Constantinople, Hippodrome


Hippodrome of Constantinople: the ancient circus for chariot-racing, one of the main monuments in Constantinople.

Hippodrome, sphendone (substructure)

The Hippodrome of Constantinople was the place for horse races. It still survives as a park in which the traces of the old race course are clearly visible and a ruin. Constructed in 203, during the reign of the emperor Septimius Severus, and expanded after 324 by Constantine the Great, it was about 130 meters wide and 450 meters long. The hippodrome could accommodate about 40,000-50,000 people. The place, which is more or less northeast-southwest in orientation, is in Turkish called Sultanahmet Meydanı or At Meydanı ("Horse Square").

Map of the hippodrome

Entering from the northeast, the chariots several times had to round the spina, the longitudional barrier in the center of the circus, which was decorated with several monuments. The oldest of these may have been the so-called Obelisk of Constantine Porphyrogenitus, situated in the center of the spina. Constantine added the Serpents' Column, a bit to the northeast; the Obelisk of Theodosius was in 390 added by Theodosius I, a bit more to the northeast, in front of the imperial lodge (kathisma).

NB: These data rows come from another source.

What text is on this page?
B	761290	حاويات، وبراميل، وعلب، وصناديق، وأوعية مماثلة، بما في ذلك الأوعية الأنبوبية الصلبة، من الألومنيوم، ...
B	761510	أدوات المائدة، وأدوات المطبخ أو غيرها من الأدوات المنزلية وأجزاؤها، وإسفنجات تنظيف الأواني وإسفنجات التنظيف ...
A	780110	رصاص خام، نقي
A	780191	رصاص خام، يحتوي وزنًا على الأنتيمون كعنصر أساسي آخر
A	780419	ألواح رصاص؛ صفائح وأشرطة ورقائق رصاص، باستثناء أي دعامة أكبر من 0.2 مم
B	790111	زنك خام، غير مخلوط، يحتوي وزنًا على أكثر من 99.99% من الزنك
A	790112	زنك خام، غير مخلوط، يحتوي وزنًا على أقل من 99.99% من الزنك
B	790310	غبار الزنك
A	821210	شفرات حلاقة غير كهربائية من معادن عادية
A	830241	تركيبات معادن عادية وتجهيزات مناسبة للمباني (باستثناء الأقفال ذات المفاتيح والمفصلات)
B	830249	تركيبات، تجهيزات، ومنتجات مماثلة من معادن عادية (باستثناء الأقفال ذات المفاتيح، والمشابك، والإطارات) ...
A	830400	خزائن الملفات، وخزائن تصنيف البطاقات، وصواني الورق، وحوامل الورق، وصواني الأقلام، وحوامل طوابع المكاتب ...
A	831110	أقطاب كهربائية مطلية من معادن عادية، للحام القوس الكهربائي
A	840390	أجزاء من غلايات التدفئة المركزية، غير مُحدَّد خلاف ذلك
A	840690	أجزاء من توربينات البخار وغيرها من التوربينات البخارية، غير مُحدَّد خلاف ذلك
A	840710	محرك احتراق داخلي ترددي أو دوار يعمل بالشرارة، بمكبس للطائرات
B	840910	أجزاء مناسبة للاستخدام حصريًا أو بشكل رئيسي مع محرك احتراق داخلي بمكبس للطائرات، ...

Porphyrius Monument of the Greens

The two Porphyrius monuments were the pedestals of statues that were erected to commemorate a charioteer who was active in the first quarter of the sixth century. They were made from marble and closely resemble each other; still, they were commissioned by fans of two opposing stables, the "Blues" (Veneti) and the "Greens" (Prasinoi), and were not erected at the same time. Both bases are adorned with reliefs and epigrams that praise Porphyrius, who must, after the first statue had been erected, have switched to the opposing faction. Other texts include the shouts of the audience ("You can do it, fortune of the Greens!") and the names of ten of the horses: Nicopolemos, Radiatos, Pyrrhos, Euthynicos, Halieus, Anthypatos, Cynagos, Pelorios, Aristides, and Palaestinarches.

Porphyrius Monument of the Blues

The main relief shows Porphyrius, standing in his quadriga (chariot drawn by four horses), holding a wreath in one hand and the reins or a palm branch in the other. On the other sides, we can see his fans, an emperor (probably Anastasius I) watching the spectacle, musicians, Nikes, and Tyche, the protector-goddess of Constantinople, with a cornucopia. Reportedly, there five other monuments of Porphyrius on the spina.

The kathisma as shown on the Obelisk of Theodosius

The fans of the Greens and Blues could be very enthusiastic. In January 532, they started to fight - this was nothing new - and the emperor Justinian intervened: the ringleaders were arrested and executed. Next day, the two factions unitedly turned against the emperor, shouting "Nika! Nika" (win!). The angry mob stormed the prison, liberated several captured hooligans, and continued to loot the palace and several buildings in the neighborhood. The churches of the Divine Wisdom and Divine Peace were destroyed. In the end, Justinian ordered his mercenaries to attack the looters. About 30,000 Constantinopoliteans were massacred, and that was the bloody end of the Nika riots.

The horses of San Marco

On the eastern side was the kathisma, the emperor's lodge, more or less on the place of the court of today's Mosque of Sultan Ahmet. It had a direct connection with the palace itself.

The emperor's lodge was decorated with four gilded bronze horses that had been made by the Greek artist Lysippus, long time ago, in the mid-fourth century BCE. Together with the gilded bronze slabs that decorated the Obelisk of Constantine Porphyrogenitus, they were stolen when the Crusaders captured and looted Constantinople in 1204. They are now in Venice, in the Basilica of San Marco.

Capital of the kathisma

The last photo shows a capital, which belonged to a column of the kathisma and was made of white marble. Four winged horses carry the roof of the imperial lodge. It is extremely fine artwork, and was made in the first half of the sixth century.

Parts of the hippodrome have been excavated and investigated, but only the southernmost part is visible (first photo).